Interactive attractions draw in the curious at Voodoo Fest
As the folk rock band Delta Rae wailed in the background at Voodoo Fest on Saturday, 19-year-old Lindsay Higgins and her friends decided to take a break from the action. They duck-walked through a tiny, dark slit in a platform, then hoisted themselves onto the middle of a 25-foot silver cone.
They weren’t alone.
One by one, a slew of Voodoo revelers popped up from the subterranean darkness, dressed in costumes ranging from fairies to the Queen of Hearts, all looking with the amazement of unearthed moles at the spinning cylinder that surrounded them.
“Sometimes it’s fun to take a little adventure,” Higgins quipped, about the art installation they were now immersed in.
The 30-foot tall interactive pavilion, called “Cone v2” and designed by German artists Hans Sachs and Manuel Kretzer, was one of many dynamic art installations on display at Voodoo Fest this weekend.
The cone can be spun by those on the outside, and, at night, is illuminated by 700 colorful PVC pipes, according to Jensen Killen, a production designer at the festival.
Killen said that interactivity and illumination are two of the components the festival looks for when selecting its art installations, of which it has nine this year.
While the cone is one of three returning installations, she said Voodoo Fest has an exciting new crop of interactive art its showcasing for the first time this year.
Michael Christian, a San Francisco-based sculptor, is the event’s featured artist and has two installations on the festival grounds.
“Drifts” is a spontaneous creation of sinewy, bent steel that appears to be blowing in wind. “Flock, which resides at the entrance,” is a 40-foot surrealist sculpture with a half-dozen steel tentacles winding down from its base.
“We saw this Daliesque creature and thought it made sense to have it creeping into the festival,” Killen said.
Killen said that other new installations include, “Bloom Bloom,” a canopy of fluorescent ribbons suspended above the artist’s bar that’s designed by Dana Harper, and Tensile, a colorful, large-scale shade-providing structure designed by James Murphy.
The most eye-popping of all the Voodoo art is “Face Forward” a shimmering, jiggling 20-foot robot head whose facial features are controlled by festivalgoers.
The installation has approximately a dozen remote controls stationed about 30 feet away from it.
Festival attendees can move the robot’s eyes, lips, eyebrows and other facial muscles, making the face take on a range of expressions.
On Saturday, the remote controls were rarely empty, as those who passed through the Voodoo gates were magnetized by the installation’s presence.
“It’s art you can appreciate, but also interact with,” said 17-year-old Taylor Feagin, who raised the robot’s left eyebrow, while her friend lifted the corner of its lips.
Christian Ristow, the robot’s creator, said he built the piece due to a fascination with the human face and the importance of non-verbal communication.

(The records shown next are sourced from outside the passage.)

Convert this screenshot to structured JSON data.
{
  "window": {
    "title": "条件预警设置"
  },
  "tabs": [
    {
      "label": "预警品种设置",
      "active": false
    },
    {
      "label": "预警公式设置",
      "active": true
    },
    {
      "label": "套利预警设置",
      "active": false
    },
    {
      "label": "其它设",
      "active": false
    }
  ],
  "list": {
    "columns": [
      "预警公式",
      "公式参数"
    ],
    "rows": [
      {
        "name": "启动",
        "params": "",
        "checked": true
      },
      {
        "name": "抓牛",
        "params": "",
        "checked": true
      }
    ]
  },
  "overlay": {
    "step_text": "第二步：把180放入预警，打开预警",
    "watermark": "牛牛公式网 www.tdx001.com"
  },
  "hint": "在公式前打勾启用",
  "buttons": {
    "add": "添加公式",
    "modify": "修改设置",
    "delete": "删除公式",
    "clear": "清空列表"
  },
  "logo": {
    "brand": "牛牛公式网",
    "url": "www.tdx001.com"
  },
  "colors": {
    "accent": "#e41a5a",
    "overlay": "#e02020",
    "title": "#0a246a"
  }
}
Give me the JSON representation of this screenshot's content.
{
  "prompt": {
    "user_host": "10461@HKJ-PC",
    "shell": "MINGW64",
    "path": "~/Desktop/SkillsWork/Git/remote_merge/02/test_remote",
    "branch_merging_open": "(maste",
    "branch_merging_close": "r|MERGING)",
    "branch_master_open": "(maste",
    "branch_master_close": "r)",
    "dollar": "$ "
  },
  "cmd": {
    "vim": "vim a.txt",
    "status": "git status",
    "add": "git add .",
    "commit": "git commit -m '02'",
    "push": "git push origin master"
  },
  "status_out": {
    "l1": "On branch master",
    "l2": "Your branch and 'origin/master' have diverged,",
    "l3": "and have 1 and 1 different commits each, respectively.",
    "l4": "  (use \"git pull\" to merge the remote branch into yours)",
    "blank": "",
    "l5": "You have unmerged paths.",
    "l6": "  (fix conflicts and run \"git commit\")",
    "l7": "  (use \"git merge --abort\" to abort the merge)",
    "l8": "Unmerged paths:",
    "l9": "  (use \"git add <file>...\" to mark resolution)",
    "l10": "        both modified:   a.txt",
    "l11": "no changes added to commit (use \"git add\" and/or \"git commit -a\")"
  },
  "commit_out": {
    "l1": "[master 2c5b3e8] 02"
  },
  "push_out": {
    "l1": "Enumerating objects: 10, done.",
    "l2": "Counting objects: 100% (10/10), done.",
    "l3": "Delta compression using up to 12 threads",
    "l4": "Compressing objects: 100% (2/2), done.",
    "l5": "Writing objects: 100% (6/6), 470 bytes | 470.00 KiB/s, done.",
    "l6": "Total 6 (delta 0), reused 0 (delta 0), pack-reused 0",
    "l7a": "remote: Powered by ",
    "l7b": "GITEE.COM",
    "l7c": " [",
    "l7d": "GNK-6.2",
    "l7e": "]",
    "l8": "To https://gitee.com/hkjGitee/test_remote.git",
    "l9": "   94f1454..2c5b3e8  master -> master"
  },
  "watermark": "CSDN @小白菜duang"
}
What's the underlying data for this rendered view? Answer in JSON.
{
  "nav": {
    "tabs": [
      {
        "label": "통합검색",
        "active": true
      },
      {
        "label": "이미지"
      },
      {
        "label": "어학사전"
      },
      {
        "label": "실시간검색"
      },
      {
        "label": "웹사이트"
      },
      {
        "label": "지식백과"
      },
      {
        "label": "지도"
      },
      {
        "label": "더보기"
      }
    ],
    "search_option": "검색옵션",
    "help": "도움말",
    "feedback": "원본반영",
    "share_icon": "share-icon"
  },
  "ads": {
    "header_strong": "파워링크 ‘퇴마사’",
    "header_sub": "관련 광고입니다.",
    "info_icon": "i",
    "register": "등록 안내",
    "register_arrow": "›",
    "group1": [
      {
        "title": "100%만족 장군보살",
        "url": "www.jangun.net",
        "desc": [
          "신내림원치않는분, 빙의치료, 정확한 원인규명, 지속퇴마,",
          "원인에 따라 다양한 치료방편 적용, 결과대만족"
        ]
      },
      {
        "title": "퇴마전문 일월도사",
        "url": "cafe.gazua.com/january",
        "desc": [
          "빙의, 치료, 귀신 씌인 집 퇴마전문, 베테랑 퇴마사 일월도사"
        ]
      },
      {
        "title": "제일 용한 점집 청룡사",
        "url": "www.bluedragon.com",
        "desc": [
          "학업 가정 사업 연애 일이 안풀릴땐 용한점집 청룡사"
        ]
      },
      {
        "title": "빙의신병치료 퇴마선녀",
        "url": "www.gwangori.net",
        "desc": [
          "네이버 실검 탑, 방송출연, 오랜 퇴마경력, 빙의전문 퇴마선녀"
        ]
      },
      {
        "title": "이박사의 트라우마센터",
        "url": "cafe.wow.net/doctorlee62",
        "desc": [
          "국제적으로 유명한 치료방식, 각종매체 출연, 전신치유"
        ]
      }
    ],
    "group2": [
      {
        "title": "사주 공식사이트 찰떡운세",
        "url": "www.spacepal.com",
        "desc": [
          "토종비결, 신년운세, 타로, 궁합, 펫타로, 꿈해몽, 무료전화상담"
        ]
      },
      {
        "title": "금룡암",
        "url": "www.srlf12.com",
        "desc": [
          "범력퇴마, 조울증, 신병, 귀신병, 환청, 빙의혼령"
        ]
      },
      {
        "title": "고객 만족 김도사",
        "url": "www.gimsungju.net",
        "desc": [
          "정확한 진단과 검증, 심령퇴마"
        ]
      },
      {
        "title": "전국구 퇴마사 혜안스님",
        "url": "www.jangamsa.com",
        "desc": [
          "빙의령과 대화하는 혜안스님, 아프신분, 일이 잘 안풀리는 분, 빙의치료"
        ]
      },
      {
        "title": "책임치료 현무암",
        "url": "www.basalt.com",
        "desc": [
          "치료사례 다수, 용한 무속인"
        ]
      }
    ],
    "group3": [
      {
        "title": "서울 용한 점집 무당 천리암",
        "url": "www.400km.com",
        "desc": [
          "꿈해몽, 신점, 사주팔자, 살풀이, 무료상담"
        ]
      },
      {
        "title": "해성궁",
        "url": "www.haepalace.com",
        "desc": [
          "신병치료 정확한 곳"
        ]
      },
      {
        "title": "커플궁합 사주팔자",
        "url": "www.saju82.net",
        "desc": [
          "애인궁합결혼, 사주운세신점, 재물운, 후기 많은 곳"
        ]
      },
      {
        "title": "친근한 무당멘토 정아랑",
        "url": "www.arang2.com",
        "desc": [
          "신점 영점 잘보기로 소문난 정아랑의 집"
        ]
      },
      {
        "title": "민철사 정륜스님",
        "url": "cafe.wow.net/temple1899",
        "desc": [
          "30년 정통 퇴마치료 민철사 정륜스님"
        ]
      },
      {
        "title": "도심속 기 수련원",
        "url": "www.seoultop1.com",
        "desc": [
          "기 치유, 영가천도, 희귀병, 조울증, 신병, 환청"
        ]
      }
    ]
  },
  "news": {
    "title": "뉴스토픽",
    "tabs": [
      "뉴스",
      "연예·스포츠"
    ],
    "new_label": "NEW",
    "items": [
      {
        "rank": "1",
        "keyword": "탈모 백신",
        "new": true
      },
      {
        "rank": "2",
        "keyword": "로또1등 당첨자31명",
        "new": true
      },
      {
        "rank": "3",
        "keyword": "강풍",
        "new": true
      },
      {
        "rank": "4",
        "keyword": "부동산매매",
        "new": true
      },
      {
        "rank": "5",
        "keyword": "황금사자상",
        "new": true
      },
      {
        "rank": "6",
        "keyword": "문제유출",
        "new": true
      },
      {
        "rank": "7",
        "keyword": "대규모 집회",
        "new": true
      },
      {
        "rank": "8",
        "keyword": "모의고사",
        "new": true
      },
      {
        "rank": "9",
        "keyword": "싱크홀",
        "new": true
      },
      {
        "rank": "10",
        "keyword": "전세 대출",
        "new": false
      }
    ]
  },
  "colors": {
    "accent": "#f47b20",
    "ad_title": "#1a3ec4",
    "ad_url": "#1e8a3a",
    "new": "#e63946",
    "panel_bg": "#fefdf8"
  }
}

Ristow, who lives in New Mexico but was in attendance this weekend, said he often watches from the sidelines as participants direct the robot’s face in various ways.
Ristow said that it’s rare that people operate the robot cooperatively, though it does occasionally happen.
On Saturday, attendees lifted eyebrows, curled lips, rolled back eyeballs and manipulated the device into a multitude of facial expressions.
The robot’s face looked, at different times, worried, calm, skeptical, excited and wild. However, most often, it was guided by its caretakers into an ear-to-ear smile.